Lindsey Brittain Collins is a New York-based painter working across multiple mediums including collage, sculpture, and installation. She creates architectural abstractions that narrate her encounters with built environments and urban spaces. Each painting serves as an archive of a place or moment in time. Inspired by contemporary and historical events, memory, and personal experiences, her conceptually driven work focuses on sharing untold stories and examining the role architecture plays in shaping social and economic structures. Her work confronts the erasure of blackness and spaces of blackness in history, such as African-American burial grounds and historically Black neighborhoods, raising questions of visibility and invisibility - shining a light on the stories of the people and places that have been overlooked. She is particularly interested in the relationship between architecture and race and exploring ways in which equity can be built. Her process is both heavily research-based while simultaneously spontaneous. Drawing on her academic background in business, economics, and sociology, she approaches the topics in her work through a critical lens.
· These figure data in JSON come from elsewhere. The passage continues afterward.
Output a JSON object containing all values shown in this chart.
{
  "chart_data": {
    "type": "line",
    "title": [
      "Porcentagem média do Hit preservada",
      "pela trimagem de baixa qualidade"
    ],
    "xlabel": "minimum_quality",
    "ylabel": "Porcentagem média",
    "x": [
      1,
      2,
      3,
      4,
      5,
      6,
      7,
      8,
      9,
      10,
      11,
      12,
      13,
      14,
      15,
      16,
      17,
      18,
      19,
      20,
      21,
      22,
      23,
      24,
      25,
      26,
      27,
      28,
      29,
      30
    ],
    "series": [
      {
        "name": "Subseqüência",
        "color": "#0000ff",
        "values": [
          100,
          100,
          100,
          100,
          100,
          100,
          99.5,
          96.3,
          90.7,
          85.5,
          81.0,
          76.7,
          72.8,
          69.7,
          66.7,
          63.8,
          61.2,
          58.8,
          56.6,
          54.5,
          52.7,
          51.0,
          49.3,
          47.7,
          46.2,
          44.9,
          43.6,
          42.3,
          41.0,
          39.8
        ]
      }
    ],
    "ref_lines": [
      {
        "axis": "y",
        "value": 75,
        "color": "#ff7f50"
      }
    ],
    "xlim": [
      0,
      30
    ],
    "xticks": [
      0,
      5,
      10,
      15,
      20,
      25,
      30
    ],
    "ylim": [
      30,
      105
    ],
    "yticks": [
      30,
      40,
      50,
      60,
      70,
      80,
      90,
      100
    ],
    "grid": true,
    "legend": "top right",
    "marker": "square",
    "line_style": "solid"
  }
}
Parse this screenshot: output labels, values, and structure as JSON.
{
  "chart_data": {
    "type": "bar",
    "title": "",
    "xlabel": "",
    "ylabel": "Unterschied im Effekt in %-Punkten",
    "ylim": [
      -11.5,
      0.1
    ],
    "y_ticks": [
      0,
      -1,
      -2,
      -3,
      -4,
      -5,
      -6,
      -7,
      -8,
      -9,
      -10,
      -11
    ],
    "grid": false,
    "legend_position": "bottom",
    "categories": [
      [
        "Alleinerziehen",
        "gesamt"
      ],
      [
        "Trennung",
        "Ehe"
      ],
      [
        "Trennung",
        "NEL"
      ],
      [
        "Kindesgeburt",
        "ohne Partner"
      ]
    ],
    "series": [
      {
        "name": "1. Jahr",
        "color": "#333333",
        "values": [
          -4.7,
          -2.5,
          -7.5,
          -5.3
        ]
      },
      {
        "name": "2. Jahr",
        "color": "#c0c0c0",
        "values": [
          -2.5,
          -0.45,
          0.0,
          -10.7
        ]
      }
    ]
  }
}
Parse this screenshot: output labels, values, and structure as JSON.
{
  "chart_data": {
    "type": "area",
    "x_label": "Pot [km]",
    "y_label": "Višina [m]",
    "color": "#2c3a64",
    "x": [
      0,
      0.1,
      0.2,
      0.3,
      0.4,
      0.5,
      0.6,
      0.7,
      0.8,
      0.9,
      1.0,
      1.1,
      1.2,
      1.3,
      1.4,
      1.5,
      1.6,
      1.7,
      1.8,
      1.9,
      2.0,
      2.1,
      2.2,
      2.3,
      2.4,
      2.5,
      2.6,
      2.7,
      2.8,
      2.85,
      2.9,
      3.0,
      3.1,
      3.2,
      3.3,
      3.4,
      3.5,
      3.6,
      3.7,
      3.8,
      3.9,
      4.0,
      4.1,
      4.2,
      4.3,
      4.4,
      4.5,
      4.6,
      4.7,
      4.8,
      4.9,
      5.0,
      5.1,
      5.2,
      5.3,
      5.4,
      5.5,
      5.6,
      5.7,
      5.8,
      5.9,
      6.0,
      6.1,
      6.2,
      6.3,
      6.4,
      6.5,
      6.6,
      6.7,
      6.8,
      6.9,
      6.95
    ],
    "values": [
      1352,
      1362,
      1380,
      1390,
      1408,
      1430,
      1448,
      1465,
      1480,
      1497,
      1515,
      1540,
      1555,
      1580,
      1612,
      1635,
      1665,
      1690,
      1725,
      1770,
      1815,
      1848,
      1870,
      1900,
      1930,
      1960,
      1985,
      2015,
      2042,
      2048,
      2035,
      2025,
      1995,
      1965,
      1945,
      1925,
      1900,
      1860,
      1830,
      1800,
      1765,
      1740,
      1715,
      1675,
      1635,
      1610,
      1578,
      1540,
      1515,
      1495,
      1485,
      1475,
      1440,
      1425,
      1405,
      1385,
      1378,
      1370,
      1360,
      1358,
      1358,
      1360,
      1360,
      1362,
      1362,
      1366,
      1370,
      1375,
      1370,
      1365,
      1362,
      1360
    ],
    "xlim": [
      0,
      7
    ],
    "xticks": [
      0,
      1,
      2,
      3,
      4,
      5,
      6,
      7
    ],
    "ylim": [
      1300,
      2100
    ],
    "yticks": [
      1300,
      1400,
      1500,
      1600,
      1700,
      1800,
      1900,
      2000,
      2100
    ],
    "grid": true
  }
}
Lindsey received her MFA from Columbia University in 2021. She holds an MBA from Columbia Business School and B.A. in Economics and Sociology from the University of Virginia. In 2018 she was appointed by the Governor to the Art & Architectural Review Board for the state of Virginia. She has been an artist-in-residence at the Vermont Studio Center and was the recipient of the 2019 Arena Stage Emerging Leader in the Arts Award. Currently, Brittain Collins is an artist-in-residence at the World Trade Center through Silver Art Projects, where this year’s program focus is on social justice and activism.